4. Analysis of Results

4.1. Summary statistics and correlation matrix
The descriptive statistics for all the variables are presented in Panel A of Table 1. The results indicate that the global Sukuk and GCC bonds have the highest mean returns, whereas the global bond has the lowest mean return and the highest volatility (measured by standard deviation) in the sample period. This result suggests that, on average, global Sukuk and GCC bonds outperform other assets. On the other hand, the global bond exhibits maximum one-day returns (2.94%) and minimum one-day losses (-4.65%). Our risk-adjusted returns, based on the Sharpe ratio, indicate that Islamic bonds (both global and GCC) reveal the highest Sharpe ratio, suggesting that Islamic bonds outperform conventional bonds (both global and GCC). This result is supported by some recent studies, such as Al-Yahyaee et al. (2020), Sherif (2020), Mirza et al. (2022), and Ashraf et al. (2022). However, negative skewness and high kurtosis values are observed for all the selected assets, indicating that the return series is symmetric with heavy fat tails or outliers. The Jarque-Bera statistic is rejected at the 1% level of significance, highlighting that the return series are abnormally distributed for all the chosen assets.
Stationarity issues are a serious problem in time series data. However, several methods are introduced to test the stationarity of financial data. The return series stationarity is tested with the augmented Dickey-Fuller (ADF) test (Dickey & Fuller, 1979) and Phillips-Perron (PP) test (Phillips & Perron, 1988). Although there are several tests for stationarity, we have used ADF and PP tests as they have some benefits compared to other tests, particularly in capturing the residuals' autocorrelation issues (Hasan et al., 2022c). The results suggest that there are no stationarity issues in the return series for all the assets in the sample period. The results of the unconditional correlation are reported in Panel B of Table 1. The correlation matrix's results suggest that all the variables, whether Islamic or conventional, are strongly and positively correlated with each other during our sample period. These findings imply that there is no diversification opportunity among the variables, as all the assets are strongly correlated.

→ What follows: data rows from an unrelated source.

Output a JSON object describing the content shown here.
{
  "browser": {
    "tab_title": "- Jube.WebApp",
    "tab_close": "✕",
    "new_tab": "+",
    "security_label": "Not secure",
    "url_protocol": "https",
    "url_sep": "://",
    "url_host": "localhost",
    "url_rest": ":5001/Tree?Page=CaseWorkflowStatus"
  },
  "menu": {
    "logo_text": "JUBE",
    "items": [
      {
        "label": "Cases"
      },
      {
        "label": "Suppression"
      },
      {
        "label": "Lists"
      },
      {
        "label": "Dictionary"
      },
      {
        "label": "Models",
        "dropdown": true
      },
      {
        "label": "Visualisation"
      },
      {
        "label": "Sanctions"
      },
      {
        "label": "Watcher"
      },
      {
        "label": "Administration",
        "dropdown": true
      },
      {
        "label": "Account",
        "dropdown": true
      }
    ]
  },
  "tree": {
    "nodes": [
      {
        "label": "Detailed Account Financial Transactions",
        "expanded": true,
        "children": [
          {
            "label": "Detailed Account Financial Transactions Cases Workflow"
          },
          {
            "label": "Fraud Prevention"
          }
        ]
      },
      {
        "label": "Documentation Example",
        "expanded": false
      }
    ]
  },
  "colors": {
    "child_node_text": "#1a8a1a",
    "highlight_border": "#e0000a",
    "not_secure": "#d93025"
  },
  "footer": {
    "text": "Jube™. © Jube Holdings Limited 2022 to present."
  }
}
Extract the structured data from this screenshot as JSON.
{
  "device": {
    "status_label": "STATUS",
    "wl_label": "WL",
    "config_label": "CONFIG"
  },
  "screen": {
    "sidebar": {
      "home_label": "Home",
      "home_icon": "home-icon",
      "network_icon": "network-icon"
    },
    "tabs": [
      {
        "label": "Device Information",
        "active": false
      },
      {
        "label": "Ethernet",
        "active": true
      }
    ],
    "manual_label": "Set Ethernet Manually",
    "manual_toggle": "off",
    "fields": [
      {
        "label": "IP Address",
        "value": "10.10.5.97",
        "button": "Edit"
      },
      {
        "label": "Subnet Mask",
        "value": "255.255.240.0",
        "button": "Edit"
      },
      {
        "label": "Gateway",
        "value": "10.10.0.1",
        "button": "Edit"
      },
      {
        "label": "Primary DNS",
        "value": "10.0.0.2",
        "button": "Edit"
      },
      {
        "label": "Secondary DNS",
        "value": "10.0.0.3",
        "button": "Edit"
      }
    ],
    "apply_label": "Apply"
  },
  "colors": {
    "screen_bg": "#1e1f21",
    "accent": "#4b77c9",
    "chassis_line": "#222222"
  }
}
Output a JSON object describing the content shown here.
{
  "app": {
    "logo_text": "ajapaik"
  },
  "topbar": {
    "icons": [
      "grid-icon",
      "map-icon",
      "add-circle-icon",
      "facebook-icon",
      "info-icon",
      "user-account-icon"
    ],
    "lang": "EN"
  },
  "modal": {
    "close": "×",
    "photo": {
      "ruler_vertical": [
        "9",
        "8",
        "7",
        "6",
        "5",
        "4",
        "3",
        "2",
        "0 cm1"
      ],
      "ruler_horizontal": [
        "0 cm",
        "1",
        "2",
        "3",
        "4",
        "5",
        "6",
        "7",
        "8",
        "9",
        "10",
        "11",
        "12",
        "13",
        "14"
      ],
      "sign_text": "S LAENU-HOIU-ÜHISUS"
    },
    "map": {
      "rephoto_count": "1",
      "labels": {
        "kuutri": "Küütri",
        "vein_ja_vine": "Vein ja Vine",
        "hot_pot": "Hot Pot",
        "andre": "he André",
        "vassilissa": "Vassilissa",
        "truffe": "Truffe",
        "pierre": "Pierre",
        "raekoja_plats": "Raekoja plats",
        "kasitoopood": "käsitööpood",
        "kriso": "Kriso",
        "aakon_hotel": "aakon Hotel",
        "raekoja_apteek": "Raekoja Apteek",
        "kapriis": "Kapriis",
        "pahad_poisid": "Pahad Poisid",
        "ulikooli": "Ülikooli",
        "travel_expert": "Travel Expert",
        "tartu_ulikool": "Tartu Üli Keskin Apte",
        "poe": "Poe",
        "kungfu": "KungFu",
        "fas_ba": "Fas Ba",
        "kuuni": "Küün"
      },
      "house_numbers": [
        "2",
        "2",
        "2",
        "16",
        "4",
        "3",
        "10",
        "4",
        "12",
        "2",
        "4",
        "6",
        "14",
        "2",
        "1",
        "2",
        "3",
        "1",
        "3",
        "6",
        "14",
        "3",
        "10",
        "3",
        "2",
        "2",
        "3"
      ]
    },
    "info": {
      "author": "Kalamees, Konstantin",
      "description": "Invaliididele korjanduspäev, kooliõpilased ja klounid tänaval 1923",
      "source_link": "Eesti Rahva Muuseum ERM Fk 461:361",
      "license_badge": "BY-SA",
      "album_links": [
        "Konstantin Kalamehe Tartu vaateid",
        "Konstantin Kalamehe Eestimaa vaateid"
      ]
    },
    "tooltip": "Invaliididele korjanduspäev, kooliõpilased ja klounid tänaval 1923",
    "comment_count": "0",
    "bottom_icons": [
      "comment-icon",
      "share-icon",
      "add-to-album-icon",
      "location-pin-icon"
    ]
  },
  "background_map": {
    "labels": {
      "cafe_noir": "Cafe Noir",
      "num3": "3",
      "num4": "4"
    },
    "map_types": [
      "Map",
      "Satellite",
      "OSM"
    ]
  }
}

4.2. Ordinary least square analysis
Table 2 shows the results of the OLS estimations during the whole study period. The relationship between the global bond and the global Sukuk is positive and significant. This result indicates that an increase in the returns of the global bond increases the returns of global Sukuk, and vice versa. In this case, there is no hedging or diversification opportunity between the global bond and global Sukuk, highlighting that these two assets might be equally impacted by any financial and economic crises, such as the COVID-19 crisis. On the other hand, the
association between the GCC bond and the GCC Sukuk is positive and statistically significant, implying that GCC Sukuk doesn't serve as a hedging or diversification opportunity for GCC bonds. The Durbin-Watson (DW) test statistic results indicate that the OLS estimations are free from autocorrelation problems in the datasets, as the values of DW are greater than 2.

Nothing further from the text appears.